Kerntemperatuur is de temperatuur van een organisme waarmee het bedoeld is om te werken. Het verwijst naar de temperatuur van organen en delen van het lichaam die goed geïsoleerd zijn, in tegenstelling tot de huid en andere oppervlakken, die veel wild fluctueren. Het verschilt van soorten tot soort, maar is altijd de temperatuur waarbij alles het beste werkt.

zoogdieren reguleren hun kerntemperatuur met een systeem van thermoregulerende processen, bedoeld om alles in homeostase te houden. Wanneer het lichaam opwarmt vanwege externe druk, afkoelen interne mechanismen alles af om ervoor te zorgen dat het lichaam op zijn best werkt. Evenzo, wanneer de externe omgeving kouder wordt dan het organisme, verwarmt interne verwarmingen alles op.

Deze temperatuur wordt op een aantal verschillende manieren gemeten. De eenvoudigste traditionele meetmethode was met een thermometer onder de tong geplaatst en daar een beetje bewaard. Orale temperatuur is notoir onbetrouwbaar; HoweveR, en is onderworpen aan een willekeurig aantal interferenties. Rectale temperatuur wordt als veel betrouwbaarder beschouwd, zij het iets moeilijker te verkrijgen. Er zijn ook moderne thermometers die bedoeld zijn om in het oor te worden gebruikt, die infrarood lasers gebruiken om de temperatuur van het trommelvliesmembraan te bepalen. Hoewel oorthermometers erg handig zijn, hebben veel onderzoeken aangetoond dat ze snel wispelturig zijn, en ze worden niet aanbevolen als een methode om koorts te bepalen.
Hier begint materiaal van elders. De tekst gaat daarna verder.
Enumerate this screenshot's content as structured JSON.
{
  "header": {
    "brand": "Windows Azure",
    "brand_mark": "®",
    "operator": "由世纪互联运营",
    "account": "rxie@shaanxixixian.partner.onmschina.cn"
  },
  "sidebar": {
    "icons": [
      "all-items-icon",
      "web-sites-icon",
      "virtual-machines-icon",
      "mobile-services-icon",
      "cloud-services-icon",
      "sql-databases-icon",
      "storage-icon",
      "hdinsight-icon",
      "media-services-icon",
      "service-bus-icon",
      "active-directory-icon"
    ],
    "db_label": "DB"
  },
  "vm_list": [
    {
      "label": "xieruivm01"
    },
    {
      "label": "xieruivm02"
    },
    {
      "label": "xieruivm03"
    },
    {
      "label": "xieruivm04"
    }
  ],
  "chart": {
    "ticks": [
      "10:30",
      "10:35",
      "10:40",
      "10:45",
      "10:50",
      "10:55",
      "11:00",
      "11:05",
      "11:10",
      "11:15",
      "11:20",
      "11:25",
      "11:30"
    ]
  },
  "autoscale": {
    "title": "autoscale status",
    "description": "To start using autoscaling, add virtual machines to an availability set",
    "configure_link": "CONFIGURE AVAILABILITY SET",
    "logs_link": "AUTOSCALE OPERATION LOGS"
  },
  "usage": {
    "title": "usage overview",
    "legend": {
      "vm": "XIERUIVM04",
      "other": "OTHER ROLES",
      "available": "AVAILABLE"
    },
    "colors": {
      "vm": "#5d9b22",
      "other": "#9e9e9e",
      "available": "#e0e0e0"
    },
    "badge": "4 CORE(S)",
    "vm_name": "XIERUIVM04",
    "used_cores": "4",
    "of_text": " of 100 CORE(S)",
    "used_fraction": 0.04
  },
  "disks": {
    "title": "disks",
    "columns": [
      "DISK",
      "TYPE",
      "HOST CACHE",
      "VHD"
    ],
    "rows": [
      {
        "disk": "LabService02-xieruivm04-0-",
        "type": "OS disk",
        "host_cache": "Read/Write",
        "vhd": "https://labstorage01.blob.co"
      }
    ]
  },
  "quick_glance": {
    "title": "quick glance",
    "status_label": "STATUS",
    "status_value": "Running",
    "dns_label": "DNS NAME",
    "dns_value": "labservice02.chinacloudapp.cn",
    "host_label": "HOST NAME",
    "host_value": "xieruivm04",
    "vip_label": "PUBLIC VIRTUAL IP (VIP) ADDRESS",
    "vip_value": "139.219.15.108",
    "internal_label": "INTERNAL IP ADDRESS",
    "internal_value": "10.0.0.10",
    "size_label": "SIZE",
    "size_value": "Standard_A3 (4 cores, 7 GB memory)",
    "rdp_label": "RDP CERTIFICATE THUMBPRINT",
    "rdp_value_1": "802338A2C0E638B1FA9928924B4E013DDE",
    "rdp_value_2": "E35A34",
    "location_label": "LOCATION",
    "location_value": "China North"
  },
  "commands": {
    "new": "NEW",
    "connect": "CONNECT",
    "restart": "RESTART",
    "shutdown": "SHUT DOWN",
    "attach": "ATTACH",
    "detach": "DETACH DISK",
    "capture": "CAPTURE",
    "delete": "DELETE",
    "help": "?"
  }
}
De gemiddelde normale menselijke kerntemperatuur is ongeveer 98,2 F (36,8 c), plus of min 1,3 graden Fahrenheit (0,7 c) wanneer oraal genomen, en ongeveer 1,0 F (0,5 c) hoger wanneer het terecht wordt genomen. De temperatuur van mensen fluctueren eigenlijk in de loop van een dag, worden hoger wanneer een persoon actiever is en halverwege de slaapcyclus naar het laagste punt daalt. Traditioneel werd de gemiddelde menselijke temperatuur gegeven als 98,6 F, wat een omzetting ission van een eerdere meting uit de 19e eeuw.

Kerntemperatuur wordt gevolgd door zenuwcellen in het hele lichaam. Wanneer ze een verandering in temperatuur van het ideaal detecteren, reageren de zenuwcellen in de hypothalamus van de hersenen door te versnellen of te vertragen in hun impulsopwekking.

Dit betekent dat wanneer het lichaam koud begint te worden en de kerntemperatuur lager begint te worden dan het ideaal, de zenuwcellen versnellen en het lichaam begint te rillen. Op zijn beurt rillen genereert warmte, wat het lichaam verwarmt. Bloedvaten worden ook gecontracteerd, zodat minder bloed van de kern op de huid komt en er minder warmteverlies is. Wanneer het lichaam detecteert dat het kouder wordt, laat het ook haren op de huid opstaan. Bij zoogdieren met veel haar, valt dit lucht op, die fungeert als een laag isolatie. Bij mensen, omdat we weinig haar over hebben, drukt het zich alleen uit als kippenvel en helpt het niet veel bij het opwarmen van het binnenlichaam.

koorts is brouht op wanneer het lichaam in wezen verandert wat het denkt dat de kerntemperatuur zou moeten zijn. Plots wil het dat het lichaam heter is dan het normaal zou zijn, meestal om te proberen een soort vijandige indringer te verdrijven. De normale reacties zijn nog steeds van toepassing: rillend, verminderde bloedstroom, enz., Maar nu drijft het de temperatuur ver voorbij waar het bedoeld is om te werken.